Frozen River – Fiume di ghiaccio
Frozen River
Courtney Hunt, 2008
Melissa Leo, Misty Upham, Michael O’Keefe, Mark Boone Junior, Charlie McDermott, James Reilly, Dylan Carusona, Jay Klaitz, Michael Sky, John Canoe, Nancy Wu, Adam Lukens, Betty Ouyang, Craig Shilowich.
Sundance 2008, Gran Prix.
Land of Mohawk non è Lampedusa, non arrivano barconi di disperati. Il paesaggio è freddo, lontano. Tra Canada, Quebec e stato di New York, il fiume ghiacciato St. Lawrence è una via clandestina per gli Usa. È anche il modo di sopravvivere per Ray, rimasta sola con due figli a carico, uno piccolino, l’altro adolescente spinoso. Pakistani e cinesi pagano per un passaggio nel bagagliaio dell’auto e Ray non ha più soldi nemmeno per vivere nella sua baracca di legno. Gira con la pistola. Vita precaria, vita difficile. Un’altra donna, Lila, giovane mohawk a cui è stato sottratto il figlio, prima nemica, sarà poi sua alleata nel segreto progetto di sopravvivenza. Lila e Ray fanno il loro “lavoro” in silenzio, soffrendo e gestendo il dolore che si portano dentro. Due donne in primo piano, spesso in dettaglio, e campi lunghi che mostrano un paesaggio “senza cuore” si alternano e si coniugano nello sguardo pietoso di Courtney Hunt, sceneggiatrice alla sua prima regia.
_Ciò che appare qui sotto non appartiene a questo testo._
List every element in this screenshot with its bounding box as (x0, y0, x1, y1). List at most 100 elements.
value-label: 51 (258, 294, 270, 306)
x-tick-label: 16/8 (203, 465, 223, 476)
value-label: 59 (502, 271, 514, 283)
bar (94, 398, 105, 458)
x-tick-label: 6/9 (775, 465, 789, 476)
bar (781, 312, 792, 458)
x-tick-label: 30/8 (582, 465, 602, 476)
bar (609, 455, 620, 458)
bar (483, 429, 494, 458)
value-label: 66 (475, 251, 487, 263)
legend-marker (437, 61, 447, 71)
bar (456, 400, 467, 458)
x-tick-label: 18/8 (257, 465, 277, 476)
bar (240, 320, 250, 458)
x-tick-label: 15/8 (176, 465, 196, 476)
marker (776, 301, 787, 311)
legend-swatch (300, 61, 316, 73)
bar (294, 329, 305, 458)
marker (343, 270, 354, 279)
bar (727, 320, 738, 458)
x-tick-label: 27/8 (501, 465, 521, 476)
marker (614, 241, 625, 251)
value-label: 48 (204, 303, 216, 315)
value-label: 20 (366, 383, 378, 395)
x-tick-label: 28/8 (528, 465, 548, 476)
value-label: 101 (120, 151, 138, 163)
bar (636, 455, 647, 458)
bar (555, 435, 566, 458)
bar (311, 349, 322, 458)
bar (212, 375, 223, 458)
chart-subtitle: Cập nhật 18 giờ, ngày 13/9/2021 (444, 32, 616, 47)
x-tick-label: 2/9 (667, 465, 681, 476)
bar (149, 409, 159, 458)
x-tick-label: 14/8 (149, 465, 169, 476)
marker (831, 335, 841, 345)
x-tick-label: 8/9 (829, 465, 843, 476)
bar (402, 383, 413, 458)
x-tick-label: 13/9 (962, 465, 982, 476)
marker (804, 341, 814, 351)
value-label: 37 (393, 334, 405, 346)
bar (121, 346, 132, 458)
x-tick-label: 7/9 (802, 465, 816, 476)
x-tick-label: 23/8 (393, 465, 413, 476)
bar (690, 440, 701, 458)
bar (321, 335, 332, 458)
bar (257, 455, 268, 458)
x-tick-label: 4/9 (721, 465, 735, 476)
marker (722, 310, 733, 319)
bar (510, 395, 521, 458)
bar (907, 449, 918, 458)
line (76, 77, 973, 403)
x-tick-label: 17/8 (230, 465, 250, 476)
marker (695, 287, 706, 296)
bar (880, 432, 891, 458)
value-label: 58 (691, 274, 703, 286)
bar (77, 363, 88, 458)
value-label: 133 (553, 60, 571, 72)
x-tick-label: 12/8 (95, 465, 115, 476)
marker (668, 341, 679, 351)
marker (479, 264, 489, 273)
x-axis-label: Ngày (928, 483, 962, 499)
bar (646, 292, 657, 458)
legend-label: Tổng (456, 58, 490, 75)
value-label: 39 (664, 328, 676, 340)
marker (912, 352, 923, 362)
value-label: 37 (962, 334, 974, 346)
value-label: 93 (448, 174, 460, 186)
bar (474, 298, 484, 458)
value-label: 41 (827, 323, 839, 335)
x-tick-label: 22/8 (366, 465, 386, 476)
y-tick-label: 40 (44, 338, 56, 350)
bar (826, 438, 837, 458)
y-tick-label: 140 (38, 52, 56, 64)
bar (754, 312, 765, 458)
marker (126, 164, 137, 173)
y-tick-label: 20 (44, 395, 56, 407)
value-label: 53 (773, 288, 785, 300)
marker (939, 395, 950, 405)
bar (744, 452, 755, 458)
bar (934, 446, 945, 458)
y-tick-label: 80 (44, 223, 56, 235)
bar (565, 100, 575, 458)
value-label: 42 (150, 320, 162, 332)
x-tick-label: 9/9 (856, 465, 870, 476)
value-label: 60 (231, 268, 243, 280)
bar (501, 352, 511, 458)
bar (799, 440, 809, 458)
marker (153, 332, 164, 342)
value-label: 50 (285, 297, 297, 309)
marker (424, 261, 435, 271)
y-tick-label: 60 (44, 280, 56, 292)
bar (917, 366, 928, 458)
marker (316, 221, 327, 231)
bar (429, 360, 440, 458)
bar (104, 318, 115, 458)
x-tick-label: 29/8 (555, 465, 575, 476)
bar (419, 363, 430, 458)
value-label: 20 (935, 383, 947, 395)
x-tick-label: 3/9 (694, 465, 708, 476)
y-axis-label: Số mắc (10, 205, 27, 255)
L’America che Hunt ci mostra è insieme passata e futura, sembra a tratti di tornare indietro di almeno tre decenni e, a tratti, si è immersi in angosciose instabilità, premonizioni di rivolgimenti imminenti e forse necessari. Ma senza sociologismi. Hunt è anzi molto attenta ai sentimenti, nascosti e non per questo meno intensi, delle due donne. La loro vita resta la loro vita anche nella suspence del fiume di ghiaccio. Anche, e soprattutto, quando il film volge a thriller. Ma non è per genere, né per esercizio, è attraverso la vita delle persone. Il genere è contraddetto e decostruito proprio nella sequenza dell'”imprevisto” con la polizia durante uno dei carichi clandestini. Un tono di vicenda “familiare” invade l’azione e prevale sulla legge deterministica che di norma regola scene di “irregolarità” e contrasto. Il senso di umanità non è “predicato” bensì risolve il vissuto con dolcezza e quasi impercettibilmente. È un primo film, certo, ma è una buona promessa. Ottimo il contributo di Melissa Leo (già apprezzata in 21 grammi), ad un soffio dall’Oscar.